Agents: From Theory to Production

Foundations of Intelligent Agents and the Craft of Building Modern LLM Agents

A practical, research-grounded guide that connects the classical theory of intelligent agents to the modern practice of building autonomous LLM agents with tools, memory, planning, and multi-agent orchestration.

Author

bkhatri

Published

July 2026

Preface

Why this book

The word agent is doing a lot of work these days. To a researcher trained in classical AI, an agent is anything that perceives its environment through sensors and acts upon it through actuators to pursue a goal [1]. To a developer in 2026, an “agent” is more likely a large language model wired to a set of tools, running in a loop until a task is done. Both are right. This book argues that you cannot build the second well without understanding the first.

Most material on AI agents falls into one of two camps. Academic texts give you the theory of rational agents, environments, and architectures but stop short of today’s LLM-driven systems. Industry blog posts and framework tutorials show you how to call an API but rarely explain why a design succeeds or fails. This book deliberately bridges the gap: it treats modern LLM agents as the latest chapter in a long story about building systems that sense, reason, and act.

What you’ll learn

By the end, you will be able to:

  • Explain what an agent is, how it differs from a fixed workflow, and where each belongs [2].
  • Reason about environments, rationality, and architectures using the classical vocabulary — and see how LLMs fit that frame.
  • Build agents that use tools, retrieve knowledge, remember, plan, and self-correct.
  • Orchestrate single- and multi-agent systems with LangGraph and the OpenAI Agents SDK [3], [4].
  • Evaluate, observe, secure, and deploy agents responsibly in production [5].

Who this book is for

The book serves a mixed audience. Developers get runnable Python examples and production patterns. Technical leaders and product managers get mental models and honest trade-offs. Students and the curious get the foundational theory explained from first principles. Chapters open with intuition, add just enough formalism, then show working code — so you can read at the depth you need.

How to read it

  • Part I builds the theoretical foundation of agency.
  • Part II reframes the LLM as an agent and introduces the core building blocks and reasoning strategies.
  • Part III is hands-on: choosing between workflows and agents, agentic patterns, tools, memory, orchestration, and multi-agent systems.
  • Part IV covers what it takes to run agents in production — evaluation, observability, safety, and cost.
  • Part V looks at the frontier and the open problems.

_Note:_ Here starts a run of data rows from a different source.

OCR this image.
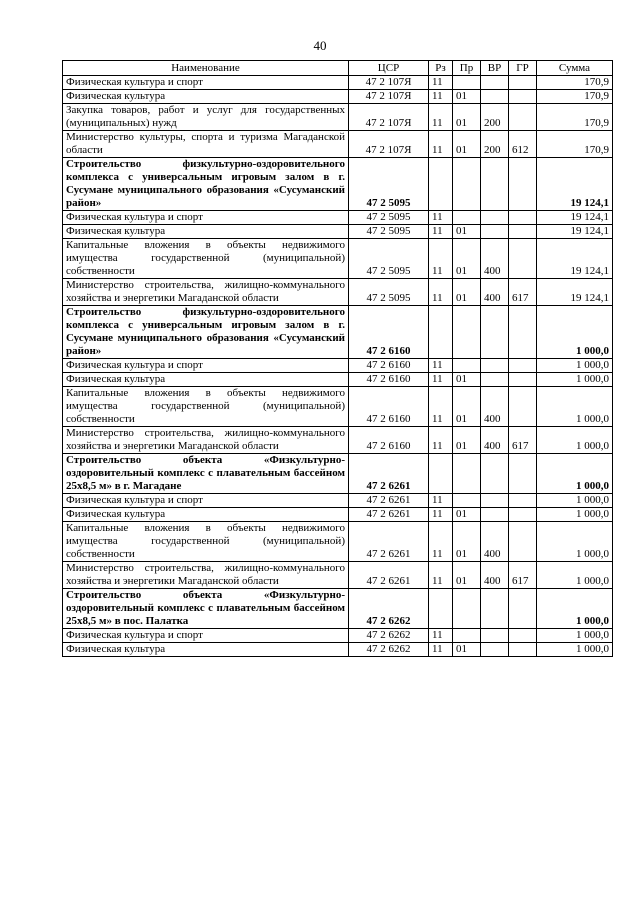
40
Наименование	ЦСР	Рз	Пр	ВР	ГР	Сумма
Физическая культура и спорт	47 2 107Я	11				170,9
Физическая культура	47 2 107Я	11	01			170,9
Закупка товаров, работ и услуг для государственных (муниципальных) нужд	47 2 107Я	11	01	200		170,9
Министерство культуры, спорта и туризма Магаданской области	47 2 107Я	11	01	200	612	170,9
Строительство физкультурно-оздоровительного комплекса с универсальным игровым залом в г. Сусумане муниципального образования «Сусуманский район»	47 2 5095					19 124,1
Физическая культура и спорт	47 2 5095	11				19 124,1
Физическая культура	47 2 5095	11	01			19 124,1
Капитальные вложения в объекты недвижимого имущества государственной (муниципальной) собственности	47 2 5095	11	01	400		19 124,1
Министерство строительства, жилищно-коммунального хозяйства и энергетики Магаданской области	47 2 5095	11	01	400	617	19 124,1
Строительство физкультурно-оздоровительного комплекса с универсальным игровым залом в г. Сусумане муниципального образования «Сусуманский район»	47 2 6160					1 000,0
Физическая культура и спорт	47 2 6160	11				1 000,0
Физическая культура	47 2 6160	11	01			1 000,0
Капитальные вложения в объекты недвижимого имущества государственной (муниципальной) собственности	47 2 6160	11	01	400		1 000,0
Министерство строительства, жилищно-коммунального хозяйства и энергетики Магаданской области	47 2 6160	11	01	400	617	1 000,0
Строительство объекта «Физкультурно-оздоровительный комплекс с плавательным бассейном 25х8,5 м» в г. Магадане	47 2 6261					1 000,0
Физическая культура и спорт	47 2 6261	11				1 000,0
Физическая культура	47 2 6261	11	01			1 000,0
Капитальные вложения в объекты недвижимого имущества государственной (муниципальной) собственности	47 2 6261	11	01	400		1 000,0
Министерство строительства, жилищно-коммунального хозяйства и энергетики Магаданской области	47 2 6261	11	01	400	617	1 000,0
Строительство объекта «Физкультурно-оздоровительный комплекс с плавательным бассейном 25х8,5 м» в пос. Палатка	47 2 6262					1 000,0
Физическая культура и спорт	47 2 6262	11				1 000,0
Физическая культура	47 2 6262	11	01			1 000,0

If you are impatient to build, skim Part I, then start at Part II. If you want the “why” before the “how,” read straight through.

Conventions

  • 🧠 Deep dive boxes add optional theory.
  • 🛠️ In practice boxes add production tips and gotchas.
  • Code is Python, uses the OpenAI, LangChain/LangGraph, and Agents SDK libraries, and is runnable after following Appendix A.

A note on a fast-moving field

Agent tooling changes monthly. Where possible the book teaches durable principles and marks provider-specific guidance clearly. See PLAN.md in the source repository for the living roadmap and the last-reviewed date of each chapter.